Die „Chicago Tribune“ berichtet von einer Chat-Bekanntschaft des als Troy B. aus Lincoln Park, Michigan, identifizierten Täters. Der Mann hatte die thailändische Frau Monate zuvor beim Online-Gaming kennengelernt. Sie hatten sich angefreundet und sich täglich geschrieben.

Der Thailänderin nach habe der 30-Jährige „nicht viel Kontakt mit Menschen im wirklichen Leben“. Allerdings habe er ihr in den vielen Gesprächen gesagt, dass asiatische Frauen sein Typ seien. Ob er die beiden Touristinnen auf dem Waldpfad deswegen angegriffen hatte, ist nun vermutlich Teil der Ermittlungen.

Chats, Fotos  – und plötzlich ein Mord

Noch eine Stunde vor der Tat bei Neuschwanstein hatte Troy seiner Online-Bekanntschaft mehrere Selfies aus der Umgebung des späteren Tatorts in einem Online-Chat geschickt. Er trug zu dieser Zeit dieselbe Kleidung wie bei seiner Festnahme, so die Zeitung. Noch gegen 13:53 Uhr schickte er Bilder und schrieb: „Ich habe es bestiegen“, schrieb er. „Es ging etwa 100 Meter hoch, nur Baumwurzeln und Äste als Stufen und zum Greifen.“ Gegen 14:40 Uhr ereignete sich dann das Verbrechen.

Shelby, eine ehemalige Mitschülerin von der Middle- und Highschool meinte: „Er war nie übermäßig gruselig, aber auch nie wirklich freundlich.“ Sie bezeichnete ihn als seltsam, aber nie mit gewalttätigen Tendenzen. Auch Alexi, die ehemalige Highschool-Freundin (2007-2010) des Täters, wunderte sich: „Nach dem, was ich von allen gehört habe, ist es, als hätten sich sein Verhalten und seine gesamte Persönlichkeit aus einer Laune heraus geändert“, sagte die junge Frau der „NY Post“.

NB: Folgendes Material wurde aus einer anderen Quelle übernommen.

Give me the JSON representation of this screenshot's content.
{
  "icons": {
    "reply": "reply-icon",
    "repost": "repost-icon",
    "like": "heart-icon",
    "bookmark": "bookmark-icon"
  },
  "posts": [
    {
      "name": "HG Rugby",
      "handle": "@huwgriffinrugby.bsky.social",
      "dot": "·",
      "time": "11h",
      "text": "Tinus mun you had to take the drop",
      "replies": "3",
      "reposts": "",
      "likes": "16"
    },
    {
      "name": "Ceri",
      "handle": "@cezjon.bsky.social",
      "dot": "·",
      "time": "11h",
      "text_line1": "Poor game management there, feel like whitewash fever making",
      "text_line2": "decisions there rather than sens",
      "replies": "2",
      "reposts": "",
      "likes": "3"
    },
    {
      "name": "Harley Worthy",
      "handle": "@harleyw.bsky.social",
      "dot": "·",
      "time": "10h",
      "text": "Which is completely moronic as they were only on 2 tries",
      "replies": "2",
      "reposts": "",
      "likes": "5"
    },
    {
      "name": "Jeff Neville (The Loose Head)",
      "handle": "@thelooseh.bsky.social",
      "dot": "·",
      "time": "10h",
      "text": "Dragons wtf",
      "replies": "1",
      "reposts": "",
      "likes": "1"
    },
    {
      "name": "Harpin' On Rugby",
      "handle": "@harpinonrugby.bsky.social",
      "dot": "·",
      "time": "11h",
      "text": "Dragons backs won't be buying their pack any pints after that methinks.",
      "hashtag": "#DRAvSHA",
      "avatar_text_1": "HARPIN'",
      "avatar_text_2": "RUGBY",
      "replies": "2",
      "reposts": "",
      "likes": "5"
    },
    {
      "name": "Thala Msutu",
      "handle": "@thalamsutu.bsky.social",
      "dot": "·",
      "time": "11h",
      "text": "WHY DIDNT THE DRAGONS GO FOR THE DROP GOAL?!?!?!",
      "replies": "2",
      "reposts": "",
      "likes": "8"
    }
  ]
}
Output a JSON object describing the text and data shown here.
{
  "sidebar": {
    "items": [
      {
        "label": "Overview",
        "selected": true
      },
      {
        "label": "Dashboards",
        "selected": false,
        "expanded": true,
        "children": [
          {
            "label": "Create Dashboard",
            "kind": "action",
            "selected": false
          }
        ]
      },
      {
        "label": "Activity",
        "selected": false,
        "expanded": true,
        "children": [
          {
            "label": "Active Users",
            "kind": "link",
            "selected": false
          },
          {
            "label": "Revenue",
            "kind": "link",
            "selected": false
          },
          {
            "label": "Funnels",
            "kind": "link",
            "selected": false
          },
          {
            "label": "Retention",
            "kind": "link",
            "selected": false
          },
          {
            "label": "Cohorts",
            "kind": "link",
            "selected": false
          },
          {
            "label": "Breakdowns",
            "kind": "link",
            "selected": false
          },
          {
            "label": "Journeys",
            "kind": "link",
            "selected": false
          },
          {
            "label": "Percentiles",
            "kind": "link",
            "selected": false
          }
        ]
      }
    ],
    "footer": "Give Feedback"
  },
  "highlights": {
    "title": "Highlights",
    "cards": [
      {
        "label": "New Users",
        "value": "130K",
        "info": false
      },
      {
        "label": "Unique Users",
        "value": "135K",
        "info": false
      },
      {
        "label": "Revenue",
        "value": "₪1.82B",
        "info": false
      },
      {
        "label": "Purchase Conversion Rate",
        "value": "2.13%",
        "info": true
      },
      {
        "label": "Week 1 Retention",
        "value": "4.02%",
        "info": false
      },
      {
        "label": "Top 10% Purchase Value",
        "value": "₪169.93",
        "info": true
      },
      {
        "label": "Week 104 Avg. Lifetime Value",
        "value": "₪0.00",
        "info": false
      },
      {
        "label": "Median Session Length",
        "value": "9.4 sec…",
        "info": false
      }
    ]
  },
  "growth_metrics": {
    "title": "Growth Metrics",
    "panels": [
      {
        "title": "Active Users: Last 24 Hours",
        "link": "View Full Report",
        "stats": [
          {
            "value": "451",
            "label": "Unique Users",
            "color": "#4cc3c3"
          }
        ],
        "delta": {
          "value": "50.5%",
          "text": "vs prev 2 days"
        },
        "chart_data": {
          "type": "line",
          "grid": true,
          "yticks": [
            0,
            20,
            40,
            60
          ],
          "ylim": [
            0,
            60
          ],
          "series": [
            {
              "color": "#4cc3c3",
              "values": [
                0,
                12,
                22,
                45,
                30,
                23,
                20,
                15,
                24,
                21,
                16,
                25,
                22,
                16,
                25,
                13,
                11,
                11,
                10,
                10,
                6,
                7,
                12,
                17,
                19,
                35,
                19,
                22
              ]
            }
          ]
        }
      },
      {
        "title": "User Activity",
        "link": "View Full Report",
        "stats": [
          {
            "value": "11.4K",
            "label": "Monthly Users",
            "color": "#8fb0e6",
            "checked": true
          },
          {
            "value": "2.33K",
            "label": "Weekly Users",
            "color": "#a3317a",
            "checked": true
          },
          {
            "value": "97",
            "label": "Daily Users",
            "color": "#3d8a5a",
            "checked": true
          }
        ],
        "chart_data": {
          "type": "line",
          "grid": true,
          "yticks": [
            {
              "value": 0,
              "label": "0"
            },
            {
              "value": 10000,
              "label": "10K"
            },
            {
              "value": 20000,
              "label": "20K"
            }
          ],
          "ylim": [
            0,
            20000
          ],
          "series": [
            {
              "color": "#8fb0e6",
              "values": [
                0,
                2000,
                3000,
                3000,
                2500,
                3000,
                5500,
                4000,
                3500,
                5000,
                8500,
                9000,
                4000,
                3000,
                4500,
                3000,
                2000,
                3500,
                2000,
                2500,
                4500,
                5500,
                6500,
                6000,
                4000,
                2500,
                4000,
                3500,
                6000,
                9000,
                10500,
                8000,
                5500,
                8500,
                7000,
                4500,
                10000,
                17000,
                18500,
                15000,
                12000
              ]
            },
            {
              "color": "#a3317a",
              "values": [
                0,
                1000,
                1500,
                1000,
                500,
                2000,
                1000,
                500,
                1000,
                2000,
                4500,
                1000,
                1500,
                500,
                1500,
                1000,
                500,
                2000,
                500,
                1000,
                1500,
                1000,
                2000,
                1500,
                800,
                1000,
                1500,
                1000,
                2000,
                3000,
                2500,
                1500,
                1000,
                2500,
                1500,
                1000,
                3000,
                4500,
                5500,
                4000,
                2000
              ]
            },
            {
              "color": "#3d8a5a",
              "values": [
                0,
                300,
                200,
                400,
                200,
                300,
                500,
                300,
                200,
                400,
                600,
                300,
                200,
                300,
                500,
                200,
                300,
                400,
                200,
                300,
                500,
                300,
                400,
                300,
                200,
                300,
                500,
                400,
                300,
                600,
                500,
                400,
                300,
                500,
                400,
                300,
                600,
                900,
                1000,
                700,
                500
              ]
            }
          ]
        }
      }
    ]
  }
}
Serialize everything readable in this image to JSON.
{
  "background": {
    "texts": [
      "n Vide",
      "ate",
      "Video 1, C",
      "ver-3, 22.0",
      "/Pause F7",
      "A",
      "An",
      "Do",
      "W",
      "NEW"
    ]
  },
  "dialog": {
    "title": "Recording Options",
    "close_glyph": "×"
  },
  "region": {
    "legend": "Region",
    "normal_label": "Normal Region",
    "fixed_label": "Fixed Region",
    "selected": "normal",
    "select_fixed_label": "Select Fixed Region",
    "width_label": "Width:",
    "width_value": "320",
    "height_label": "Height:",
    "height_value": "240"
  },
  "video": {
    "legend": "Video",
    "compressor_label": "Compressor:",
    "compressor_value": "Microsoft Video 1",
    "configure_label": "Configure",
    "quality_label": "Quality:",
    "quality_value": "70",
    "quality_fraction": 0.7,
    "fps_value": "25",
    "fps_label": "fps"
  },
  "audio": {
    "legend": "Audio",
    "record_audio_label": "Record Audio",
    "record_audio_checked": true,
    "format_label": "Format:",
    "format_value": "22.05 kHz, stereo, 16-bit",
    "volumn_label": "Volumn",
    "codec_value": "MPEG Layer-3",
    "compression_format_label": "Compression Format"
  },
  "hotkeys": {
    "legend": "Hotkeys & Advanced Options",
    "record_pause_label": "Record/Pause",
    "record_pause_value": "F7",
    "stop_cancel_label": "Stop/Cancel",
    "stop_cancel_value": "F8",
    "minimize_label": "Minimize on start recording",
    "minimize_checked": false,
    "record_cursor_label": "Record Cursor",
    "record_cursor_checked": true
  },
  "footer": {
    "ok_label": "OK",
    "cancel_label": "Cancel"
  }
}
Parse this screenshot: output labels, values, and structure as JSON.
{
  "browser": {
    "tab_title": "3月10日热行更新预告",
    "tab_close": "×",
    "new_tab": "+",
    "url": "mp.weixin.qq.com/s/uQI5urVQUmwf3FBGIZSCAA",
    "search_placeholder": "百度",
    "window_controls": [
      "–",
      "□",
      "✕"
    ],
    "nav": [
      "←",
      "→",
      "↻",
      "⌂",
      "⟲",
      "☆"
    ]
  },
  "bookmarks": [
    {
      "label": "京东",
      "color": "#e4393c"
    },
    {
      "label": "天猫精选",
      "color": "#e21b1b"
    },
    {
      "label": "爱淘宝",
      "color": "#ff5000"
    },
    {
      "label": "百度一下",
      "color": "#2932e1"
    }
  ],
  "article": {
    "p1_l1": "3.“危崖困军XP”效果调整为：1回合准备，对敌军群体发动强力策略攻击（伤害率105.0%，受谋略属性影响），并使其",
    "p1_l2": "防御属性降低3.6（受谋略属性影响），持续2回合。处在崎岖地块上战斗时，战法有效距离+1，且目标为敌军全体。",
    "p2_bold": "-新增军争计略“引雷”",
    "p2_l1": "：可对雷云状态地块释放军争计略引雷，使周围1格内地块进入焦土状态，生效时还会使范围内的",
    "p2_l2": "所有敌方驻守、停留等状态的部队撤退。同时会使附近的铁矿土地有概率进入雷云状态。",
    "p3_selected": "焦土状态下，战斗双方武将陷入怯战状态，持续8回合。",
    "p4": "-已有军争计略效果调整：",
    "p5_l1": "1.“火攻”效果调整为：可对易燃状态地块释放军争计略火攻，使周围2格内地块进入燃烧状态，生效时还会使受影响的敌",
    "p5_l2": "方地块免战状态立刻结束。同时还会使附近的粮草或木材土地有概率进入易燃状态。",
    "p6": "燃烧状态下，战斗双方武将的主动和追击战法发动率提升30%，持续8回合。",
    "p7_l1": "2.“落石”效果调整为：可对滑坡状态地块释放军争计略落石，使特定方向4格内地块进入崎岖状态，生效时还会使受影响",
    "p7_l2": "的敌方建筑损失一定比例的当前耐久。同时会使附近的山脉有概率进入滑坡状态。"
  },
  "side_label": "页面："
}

Vor drei Jahren habe sie wieder Kontakt zu ihm aufgenommen: „Er lud mich zum Abendessen ein und er schien immer noch derselbe Troy zu sein, den ich in der Highschool kannte.“ Bis zum 14. Juni 2023.

Die Newsseite „Sportskeeda“ schreibt, dass nach Behördenangaben Troy B. bis zu seiner Verhandlung in Deutschland bleiben und erst nach seinem Prozess an die USA ausgeliefert werde.